The offending line? Setting the font-family of the p (whether classed or unclassed) to Palatino,serif (just using the Palatino font installed on the device). If that CSS is included in the second half of the book, KDP strips out all font-family references and deletes my custom header font entirely.
"half of the book" gives a very strange effect.
- If I take the first non-working chapter and paste its entire contents into a previous chapter's file, using the Palatino font CSS in that pasted file, the font embedding works.
- If I take the first non-working chapter and duplicate it in place, then change the CSS link in the first copy of the chapter, but not the second copy, the font embedding still works. If I then delete the second copy, the font embedding now fails again.
- If I take my file and delete all the chapters after the last one that works, and upload only a half document (I made sure to also delete the now-unused images and TOC references), the fonts get stripped again.
- If I remove the CSS from the last 3 working files, and then add it to the first non-working file, the fonts embed correctly. But then if I add it to the second non-working file, it doesn't embed correctly.
- If I remove the CSS from a few more files, then add it to the last file (which is the longest html file), the embedding works. But I have to remove the CSS from exactly enough earlier files.
I also tried two methods of defining the font. One file version had the font defined in a div around all the paragraphs, and one version had the font defined for the p tag with no divs. In both cases, it works only when this is applied to one half of the book and fails as soon as that CSS is applied to one more html file after the halfway mark.
I also replaced the file completely with the book I talked about a few posts ago (a book that has 2 custom header fonts and specifies Palatino,serif for the p tag throughout)—and everything displays as expected.

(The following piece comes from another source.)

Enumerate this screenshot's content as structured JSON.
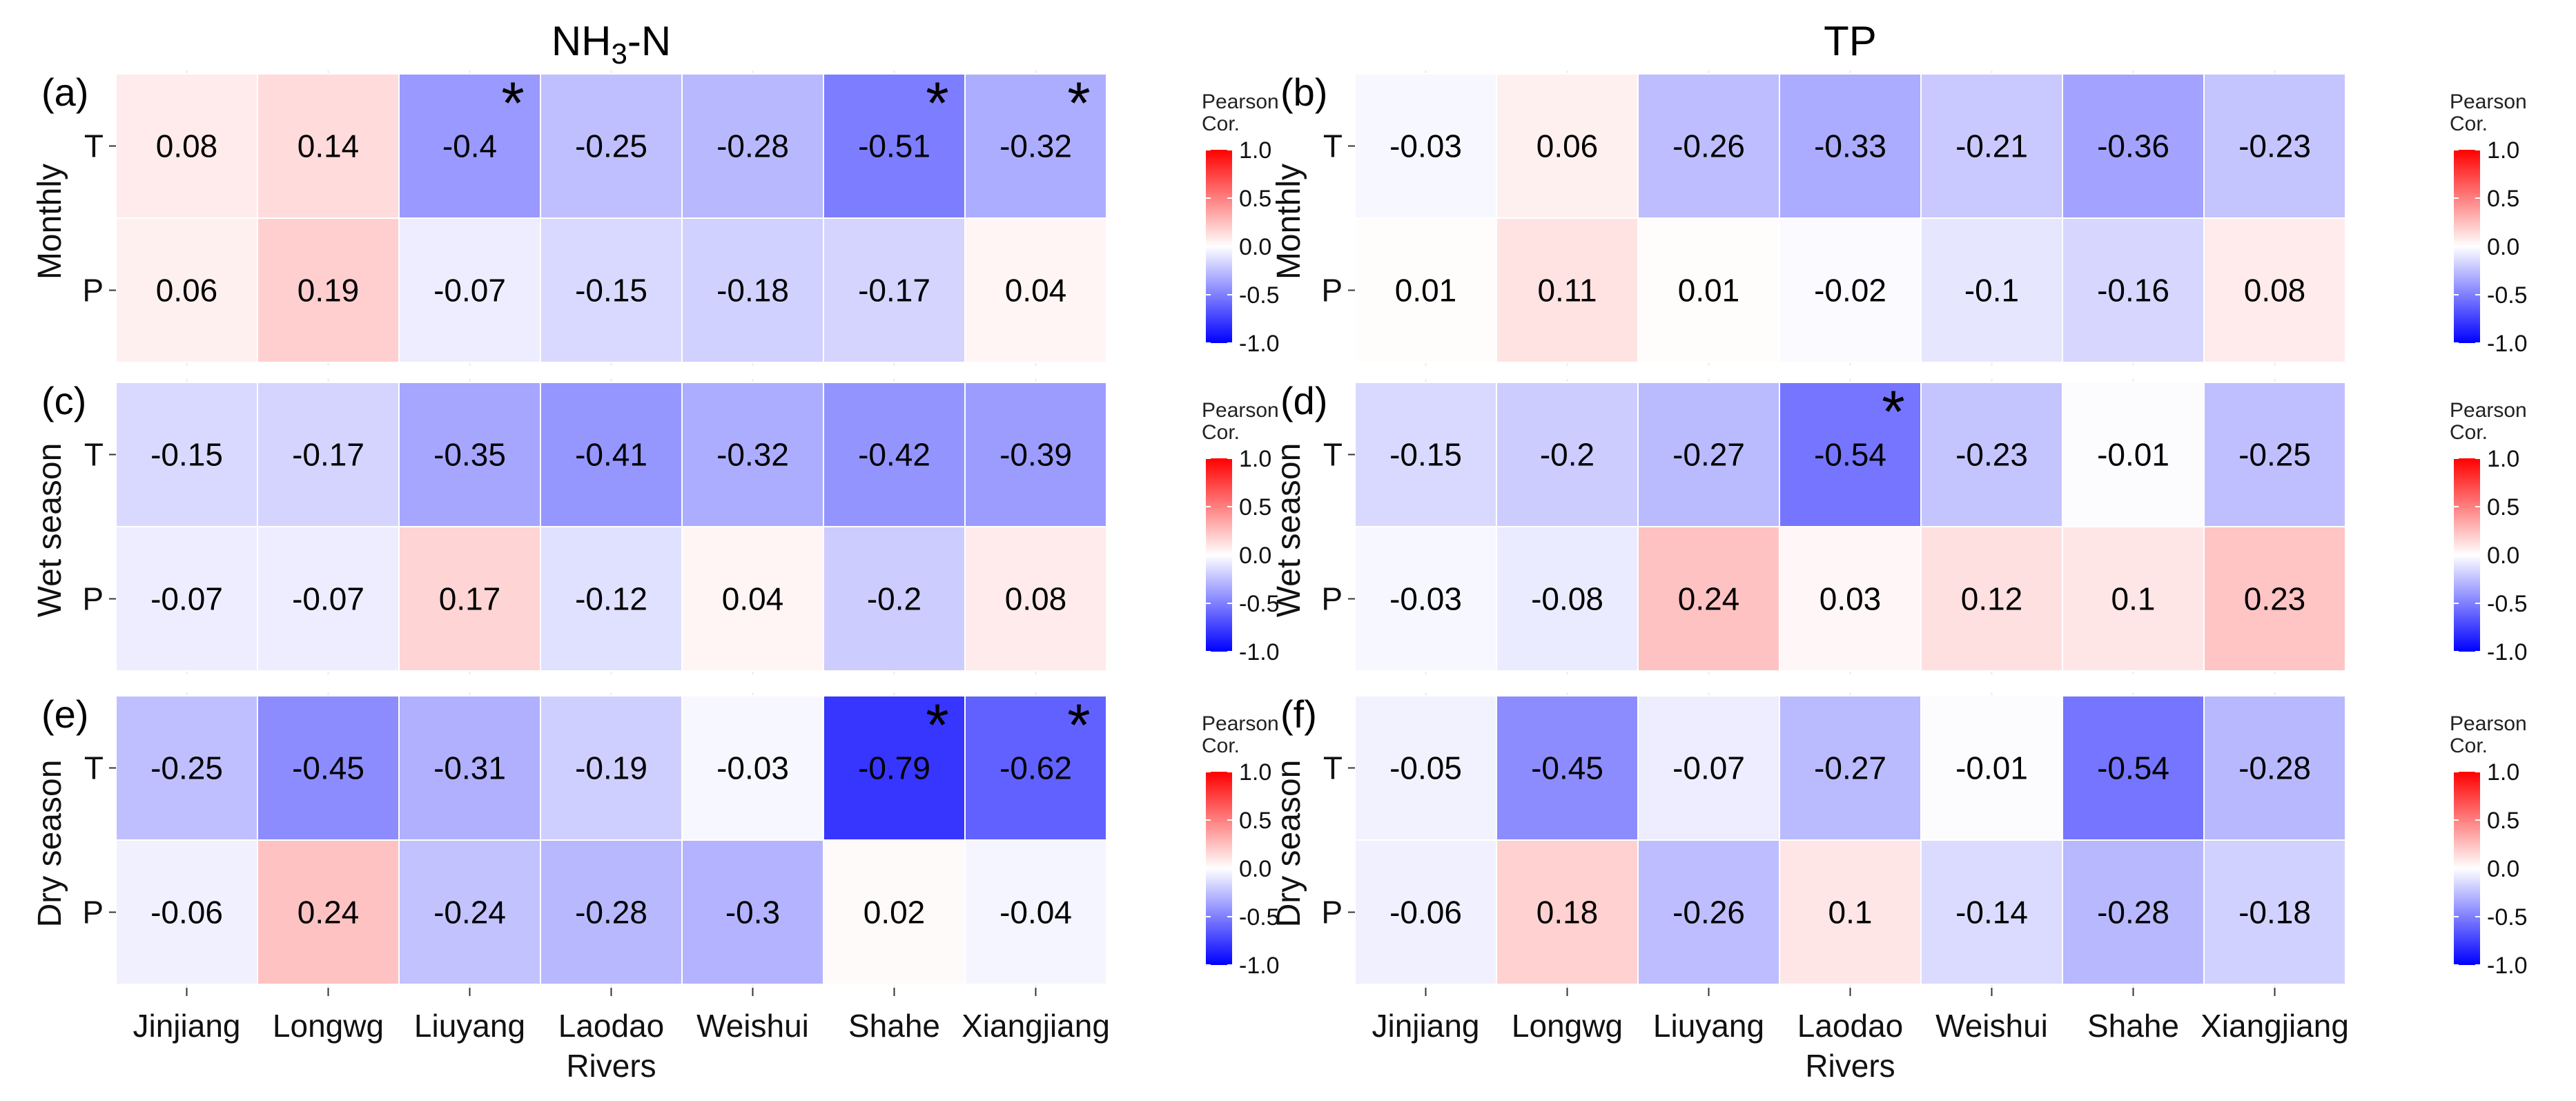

This is complete nonsense. I enjoy a challenge, troubleshooting something where certain actions lead to predictable results. Here, the only predictable thing is that I can get the font to work in one half but not the other half. But only on this book, not on any previous book I've made. It's maddening.
Now, you may say "Well, just don't define the font for p." That's relatively fine on Kindle Fire and iOS, since the default font there is a serif font. But on Kindle Paperwhite the default font comes up sans-serif if I leave it undefined. I want to use sans-serif for each chapter's introductory text and then serif when the chapter proper starts. All previous Kindle books I've made have no trouble setting the p font as Palatino,serif. Why this book is suddenly different is driving me up the wall.
And yes, just converting through Kindle Previewer keeps all the fonts correctly. It's only uploading to KDP that produces the problem.